Mempertimbangkan Pendelegasian Perempuan dalam Proses Adat Perkawinan di Sikka
(Catatan kecil di tengah budaya patriarki)
Pertimbangan pendelegasian kaum perempuan dalam proses adat perkawinan di Sikka, ditilik secara jujur tidak mungkin mengeliminir hal substansial dari pendelegasian itu sendiri. Dan sekali lagi, pendelegasian dimaksudkan agar yang didelegasikan mampu ” mentransfer ” dan
” menerjemahkan ” isi pesan dari yang mendelegasikannya melalui kecakapan – kecakapan dialog dan diplomasi dalam tatanan adat perkawinan di Sikka.
Bagi penulis, mempertimbangkan berarti hal yang bukan substansial bisa direvisi. Dengan demikian, pertimbangan pendelegasian kaum perempuan dalam proses adat perkawinan di Sikka mengandung makna merevisi kebiasaan pendelegasian kepada kaum pria dalam urusan proses adat perkawinan di Sikka. Jika pertimbangan kecakapan argumentasi dialog dan diplomasi yang dipakai untuk urusan ini, mengapa perempuan mesti diragukan ?

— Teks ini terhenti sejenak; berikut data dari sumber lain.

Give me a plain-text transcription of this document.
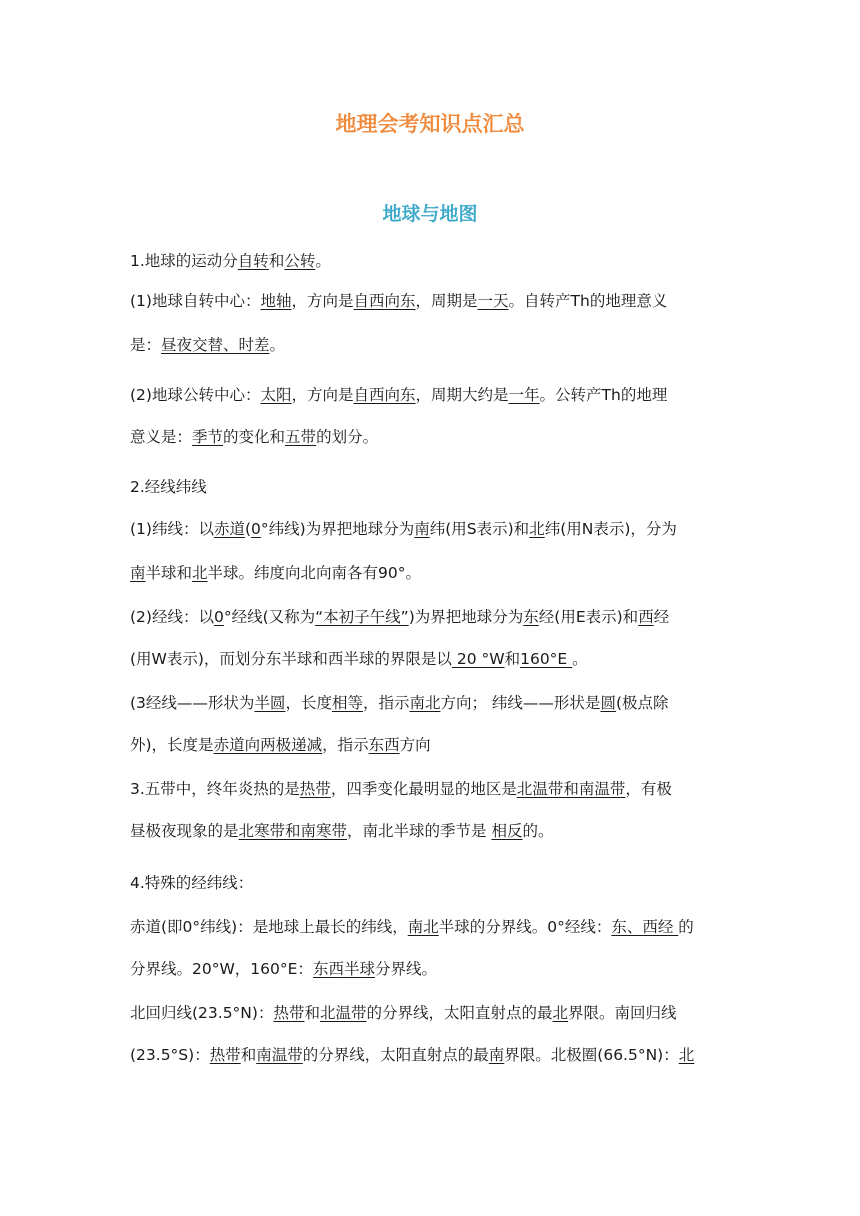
地理会考知识点汇总
地球与地图
1.地球的运动分自转和公转。
(1)地球自转中心：地轴，方向是自西向东，周期是一天。自转产Th的地理意义
是：昼夜交替、时差。
(2)地球公转中心：太阳，方向是自西向东，周期大约是一年。公转产Th的地理
意义是：季节的变化和五带的划分。
2.经线纬线
(1)纬线：以赤道(0°纬线)为界把地球分为南纬(用S表示)和北纬(用N表示)，分为
南半球和北半球。纬度向北向南各有90°。
(2)经线：以0°经线(又称为“本初子午线”)为界把地球分为东经(用E表示)和西经
(用W表示)，而划分东半球和西半球的界限是以 20 °W和160°E 。
(3经线——形状为半圆，长度相等，指示南北方向； 纬线——形状是圆(极点除
外)，长度是赤道向两极递减，指示东西方向
3.五带中，终年炎热的是热带，四季变化最明显的地区是北温带和南温带，有极
昼极夜现象的是北寒带和南寒带，南北半球的季节是 相反的。
4.特殊的经纬线：
赤道(即0°纬线)：是地球上最长的纬线，南北半球的分界线。0°经线：东、西经 的
分界线。20°W，160°E：东西半球分界线。
北回归线(23.5°N)：热带和北温带的分界线，太阳直射点的最北界限。南回归线
(23.5°S)：热带和南温带的分界线，太阳直射点的最南界限。北极圈(66.5°N)：北
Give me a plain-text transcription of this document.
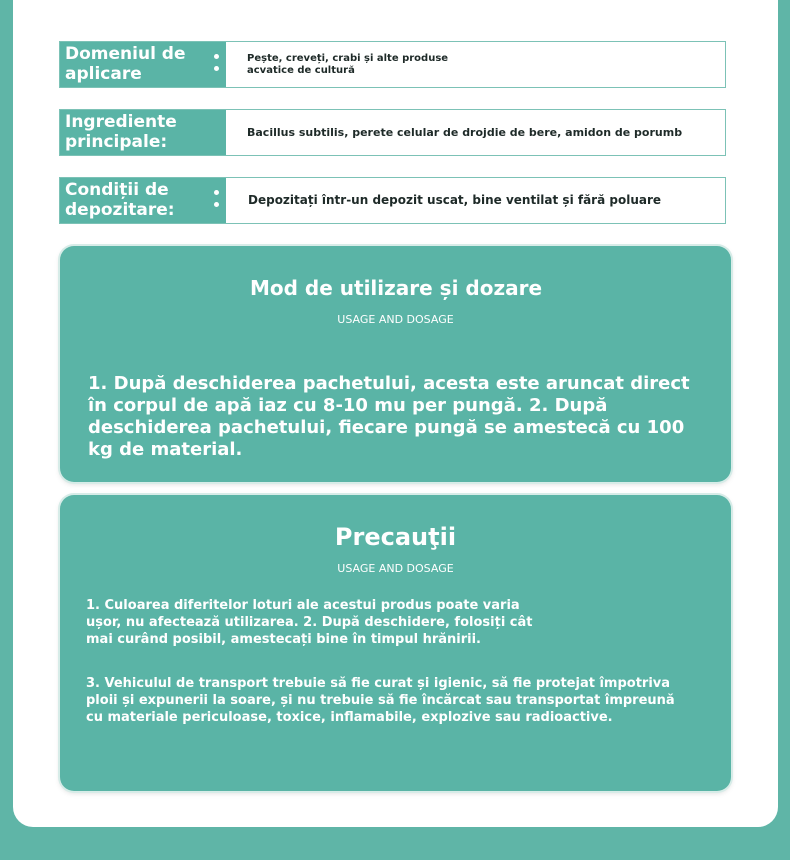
Domeniul de aplicare
Pește, creveți, crabi și alte produse acvatice de cultură
Ingrediente principale:	Bacillus subtilis, perete celular de drojdie de bere, amidon de porumb
Condiții de depozitare:	Depozitați într-un depozit uscat, bine ventilat și fără poluare
Mod de utilizare și dozare
USAGE AND DOSAGE

1. După deschiderea pachetului, acesta este aruncat direct în corpul de apă iaz cu 8-10 mu per pungă. 2. După deschiderea pachetului, fiecare pungă se amestecă cu 100 kg de material.

Precauţii
USAGE AND DOSAGE

1. Culoarea diferitelor loturi ale acestui produs poate varia ușor, nu afectează utilizarea. 2. După deschidere, folosiți cât mai curând posibil, amestecați bine în timpul hrănirii.

3. Vehiculul de transport trebuie să fie curat și igienic, să fie protejat împotriva ploii și expunerii la soare, și nu trebuie să fie încărcat sau transportat împreună cu materiale periculoase, toxice, inflamabile, explozive sau radioactive.
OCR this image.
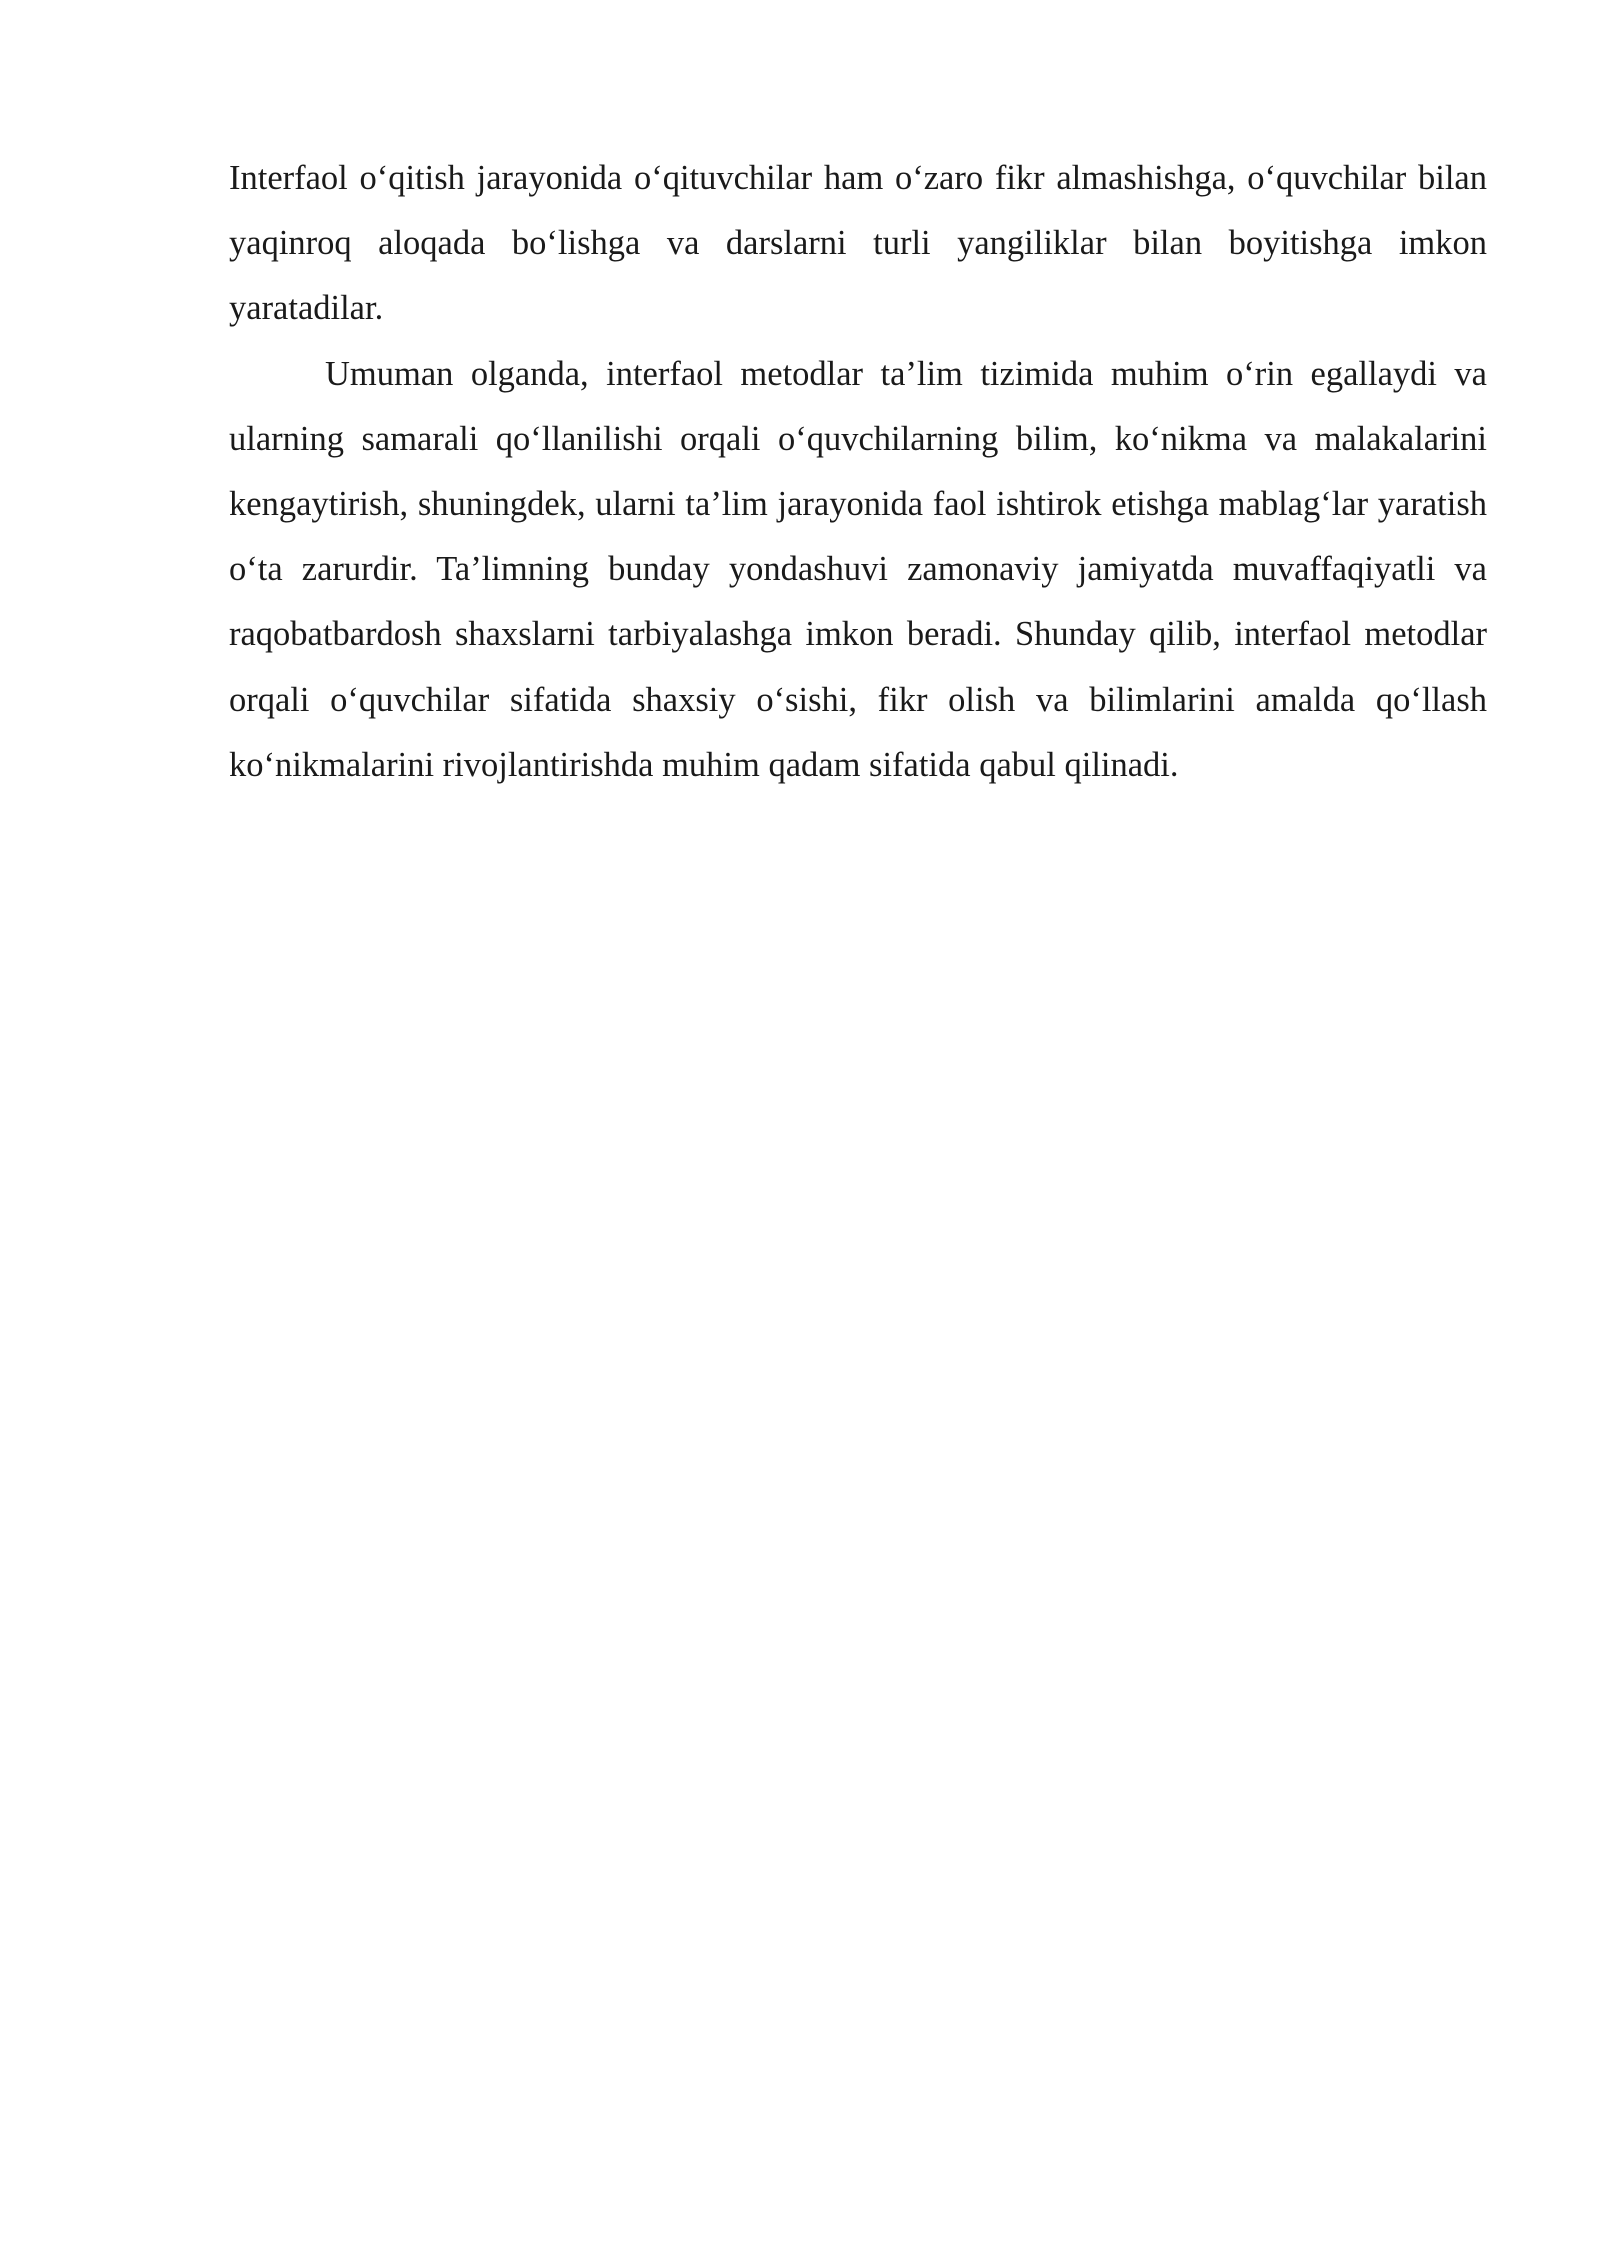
Interfaol o‘qitish jarayonida o‘qituvchilar ham o‘zaro fikr almashishga, o‘quvchilar bilan yaqinroq aloqada bo‘lishga va darslarni turli yangiliklar bilan boyitishga imkon yaratadilar.

Umuman olganda, interfaol metodlar ta’lim tizimida muhim o‘rin egallaydi va ularning samarali qo‘llanilishi orqali o‘quvchilarning bilim, ko‘nikma va malakalarini kengaytirish, shuningdek, ularni ta’lim jarayonida faol ishtirok etishga mablag‘lar yaratish o‘ta zarurdir. Ta’limning bunday yondashuvi zamonaviy jamiyatda muvaffaqiyatli va raqobatbardosh shaxslarni tarbiyalashga imkon beradi. Shunday qilib, interfaol metodlar orqali o‘quvchilar sifatida shaxsiy o‘sishi, fikr olish va bilimlarini amalda qo‘llash ko‘nikmalarini rivojlantirishda muhim qadam sifatida qabul qilinadi.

Secara peradaban pemikiran dan komunikasi (dialog dan diplomasi), perempuan sudah sejajar bahkan tidak sedikit ada yang sudah melampaui kaum pria. Kualifikasi yang demikian, bisa menjadi pertimbangan bahwa perempuan pun dapat dipertimbagkan untuk didelegasikan dalam urusan adat perkawinan di Sikka. Dengan kualifikasi yang sama, perempuan pun mampu menjadi ” corong ” yang memverbalkan tugas – tugas pendelegasian yang diembankan kepadanya dalam momentum proses adat perkawinan di Sikka.
Saatnya kaum perempuan diberi ruang utk kula babong di meja adat dlm urusan perkawinan. Zaman sdh berubah kesetaraan dan keadilan gender tdk hy wacana tapi hrs diwujudkan. Menjadi presiden, menteri, DPR/DPRD, kadis, camat dan kades jg bisa, apalagi hy jubir di meja adat yg hy melibatkan dua keluarga.
Kalau gagasan ini datang dr kaum laki-laki untuk kemajuan kaum perempuan, luar biasa. Tempora mutamur et nos mutantur in ilis.